There are other completely fictional scenarios here like where he fools a teenage girl into looking in the back of his van for her missing dog and then clubs her, while at the same time picks up a young missing girl and takes her home. The clear point about Rader that Michael Feifer seems to miss is that he was a methodical planner, not an opportunity killer. At least, Feifer directs some of the scenes passably well – particularly the scene where Kane Hodder bursts in to take revenge on hooker Odessa Rae for walking out on him, as well as the scene where he inveigles the young girl into his van where we wonder what he is going to do, before he takes her home and rebukes her parents for not looking after her.
As with Ed Gein, Michael Feifer has miscast the title role with former stuntman Kane Hodder who gained fame as Jason in several of the Friday the 13th films.

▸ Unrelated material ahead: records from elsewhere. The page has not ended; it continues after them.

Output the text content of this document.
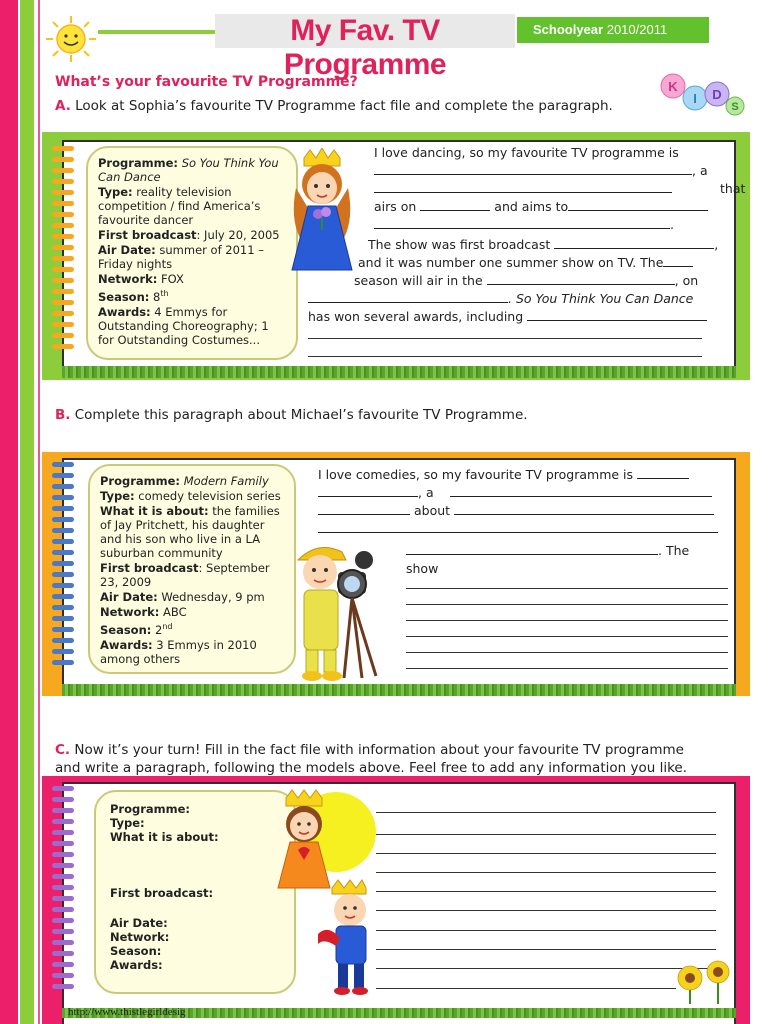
My Fav. TV Programme
Schoolyear 2010/2011
What’s your favourite TV Programme?
A. Look at Sophia’s favourite TV Programme fact file and complete the paragraph.
K
I D
S
Programme: So You Think You Can Dance
Type: reality television competition / find America’s favourite dancer
First broadcast: July 20, 2005
Air Date: summer of 2011 – Friday nights
Network: FOX
Season: 8th
Awards: 4 Emmys for Outstanding Choreography; 1 for Outstanding Costumes...
I love dancing, so my favourite TV programme is
, a
that
airs on	and aims to
.
The show was first broadcast	,
and it was number one summer show on TV. The
season will air in the	, on
. So You Think You Can Dance
has won several awards, including
B. Complete this paragraph about Michael’s favourite TV Programme.
Programme: Modern Family
Type: comedy television series
What it is about: the families of Jay Pritchett, his daughter and his son who live in a LA suburban community
First broadcast: September 23, 2009
Air Date: Wednesday, 9 pm
Network: ABC
Season: 2nd
Awards: 3 Emmys in 2010 among others
I love comedies, so my favourite TV programme is
, a
about
. The
show
C. Now it’s your turn! Fill in the fact file with information about your favourite TV programme
and write a paragraph, following the models above. Feel free to add any information you like.
Programme:
Type:
What it is about:
First broadcast:
Air Date:
Network:
Season:
Awards:
http://www.thistlegirldesig
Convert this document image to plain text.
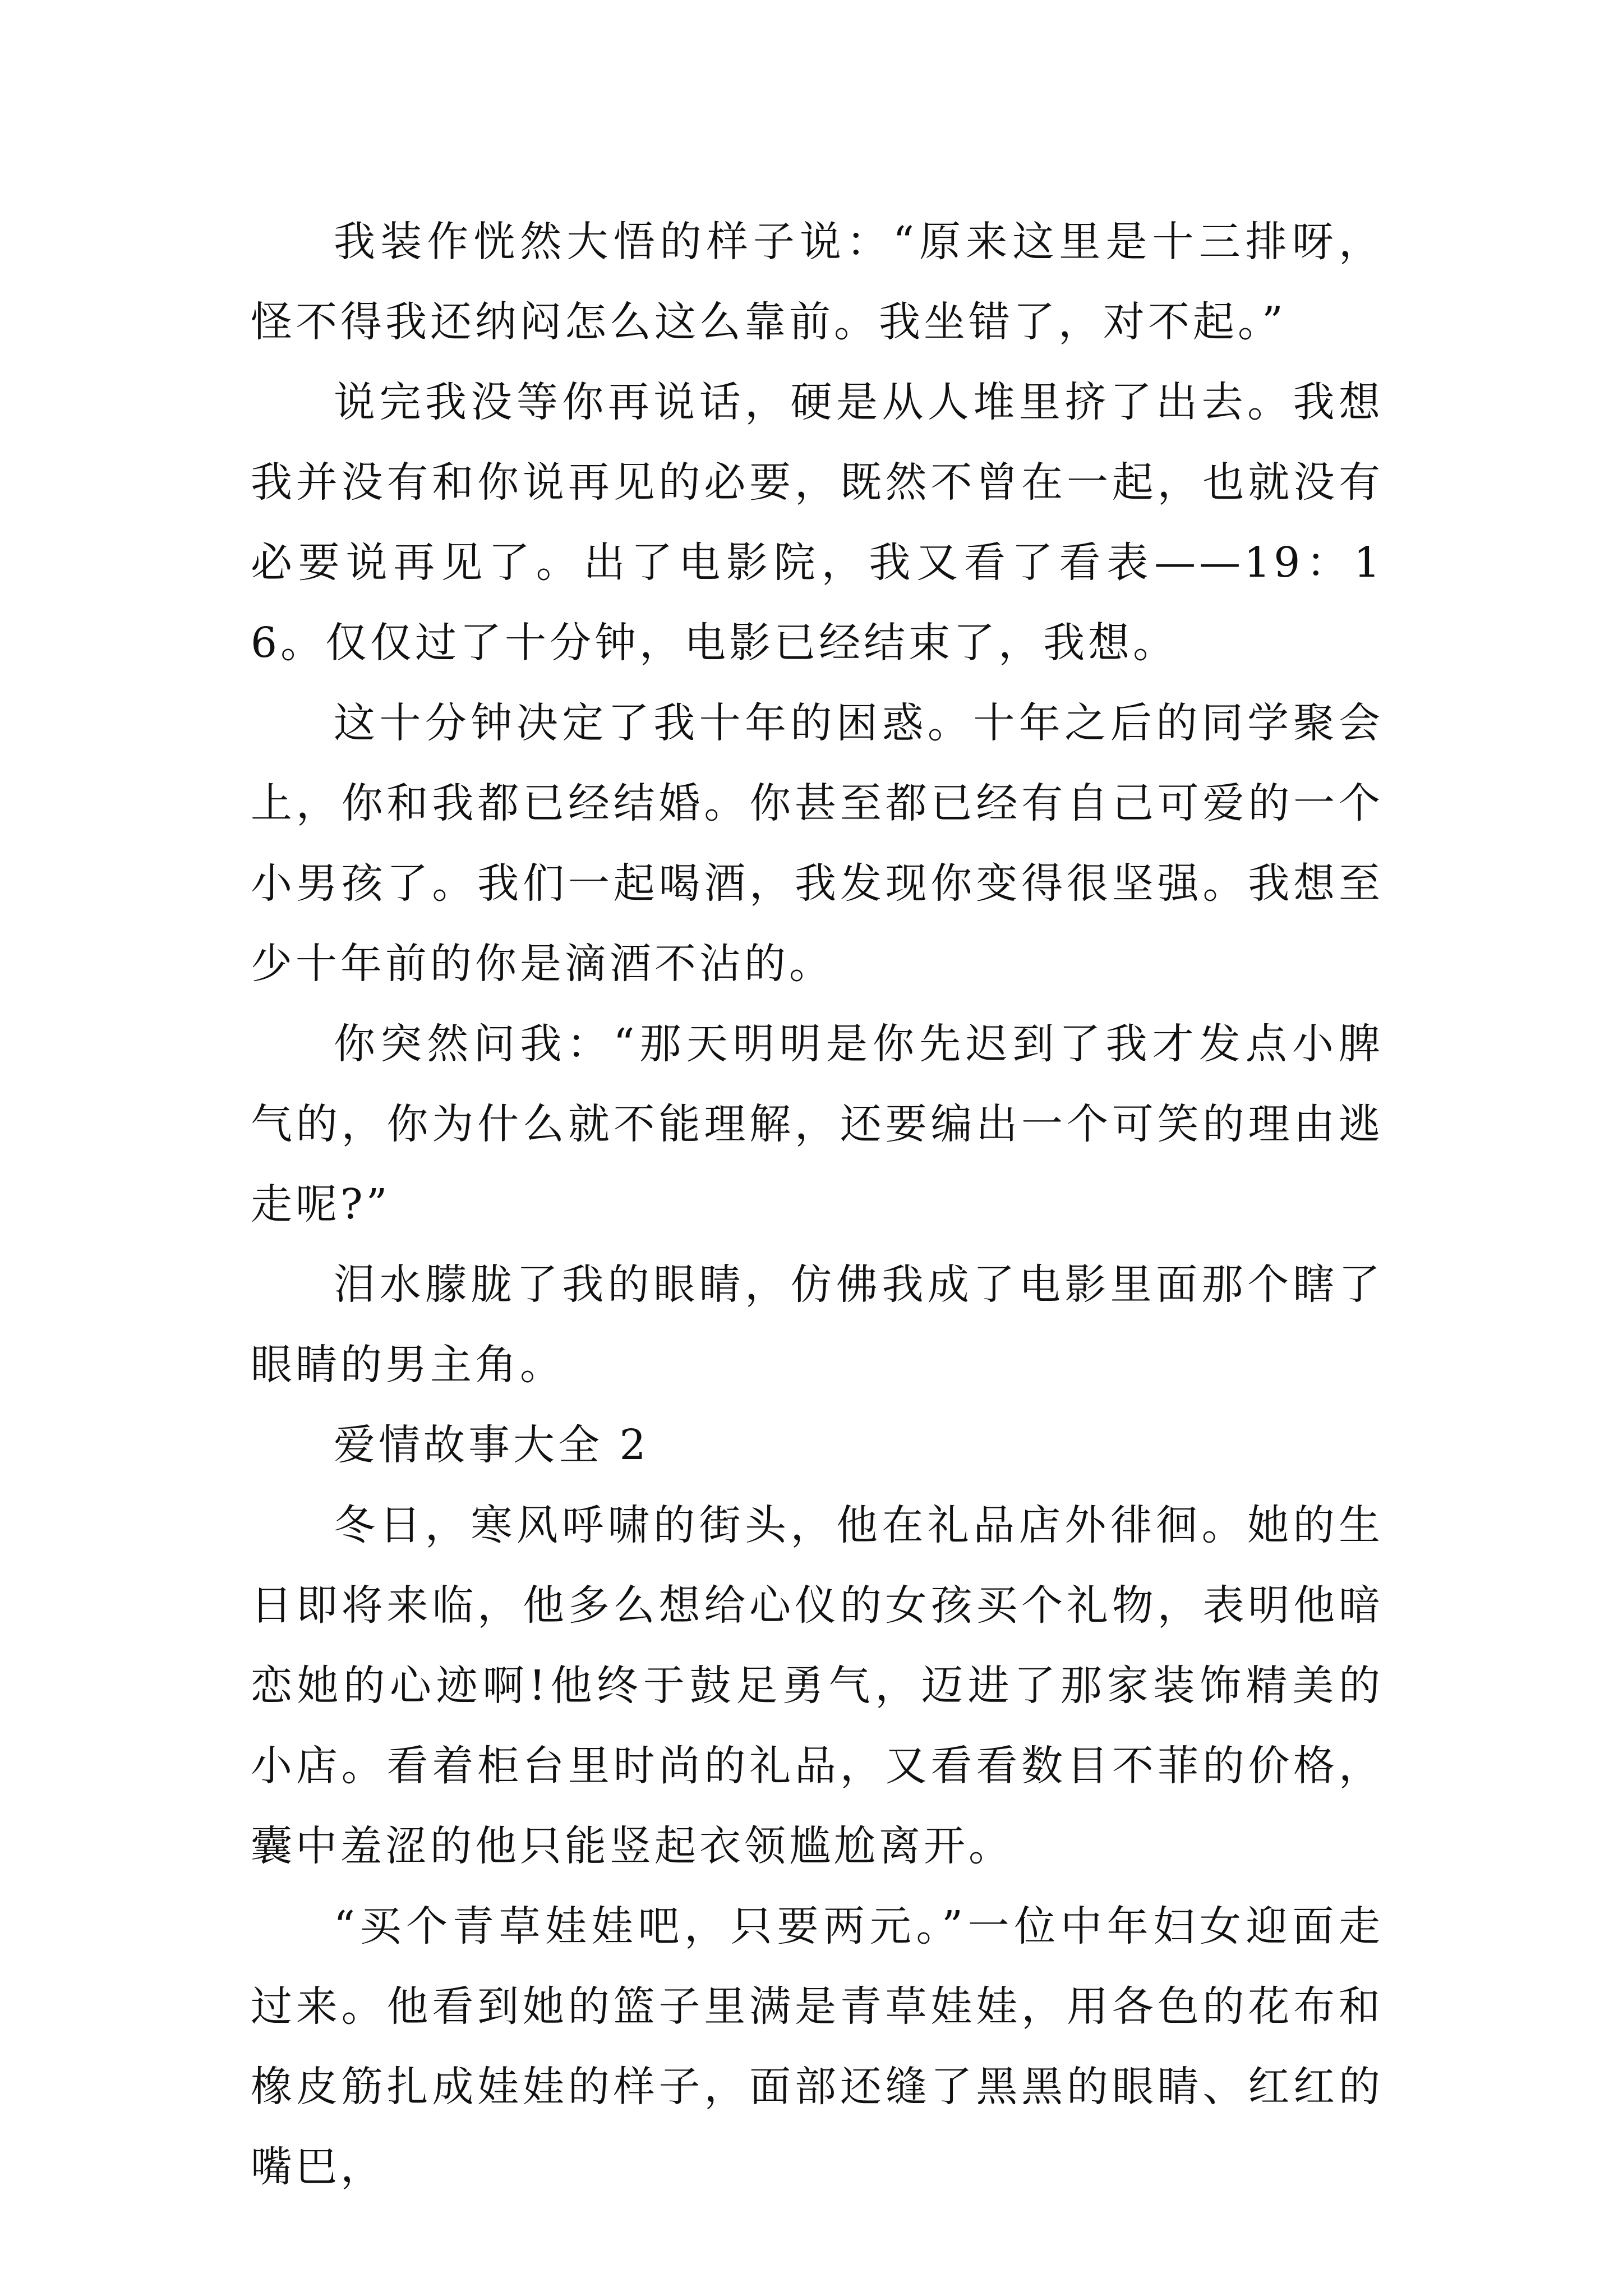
我装作恍然大悟的样子说：“原来这里是十三排呀，怪不得我还纳闷怎么这么靠前。我坐错了，对不起。”

说完我没等你再说话，硬是从人堆里挤了出去。我想我并没有和你说再见的必要，既然不曾在一起，也就没有必要说再见了。出了电影院，我又看了看表——19：16。仅仅过了十分钟，电影已经结束了，我想。

这十分钟决定了我十年的困惑。十年之后的同学聚会上，你和我都已经结婚。你甚至都已经有自己可爱的一个小男孩了。我们一起喝酒，我发现你变得很坚强。我想至少十年前的你是滴酒不沾的。

你突然问我：“那天明明是你先迟到了我才发点小脾气的，你为什么就不能理解，还要编出一个可笑的理由逃走呢?”

泪水朦胧了我的眼睛，仿佛我成了电影里面那个瞎了眼睛的男主角。

爱情故事大全 2

冬日，寒风呼啸的街头，他在礼品店外徘徊。她的生日即将来临，他多么想给心仪的女孩买个礼物，表明他暗恋她的心迹啊!他终于鼓足勇气，迈进了那家装饰精美的小店。看着柜台里时尚的礼品，又看看数目不菲的价格，囊中羞涩的他只能竖起衣领尴尬离开。

“买个青草娃娃吧，只要两元。”一位中年妇女迎面走过来。他看到她的篮子里满是青草娃娃，用各色的花布和橡皮筋扎成娃娃的样子，面部还缝了黑黑的眼睛、红红的嘴巴，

Rader was 5’11” in real-life and in photos seems on the physically diminutive side, while the physically hulking 6’3″ Hodder seems totally wrong for the role. To his credit, Kane Hodder gets the role of the milquetoast, petty bully nailed fairly well. Certainly, watching Kane Hodder’s bland, bespectacled Dennis Rader here it is a complete chameleon shift from his depiction of the brutal hulking Ed Gein. As long as it is considered as the fictional depiction that Feifer sees it as being, Kane Hodder delivers the part reasonably well. Beyond Hodder, all of the cast are unknowns.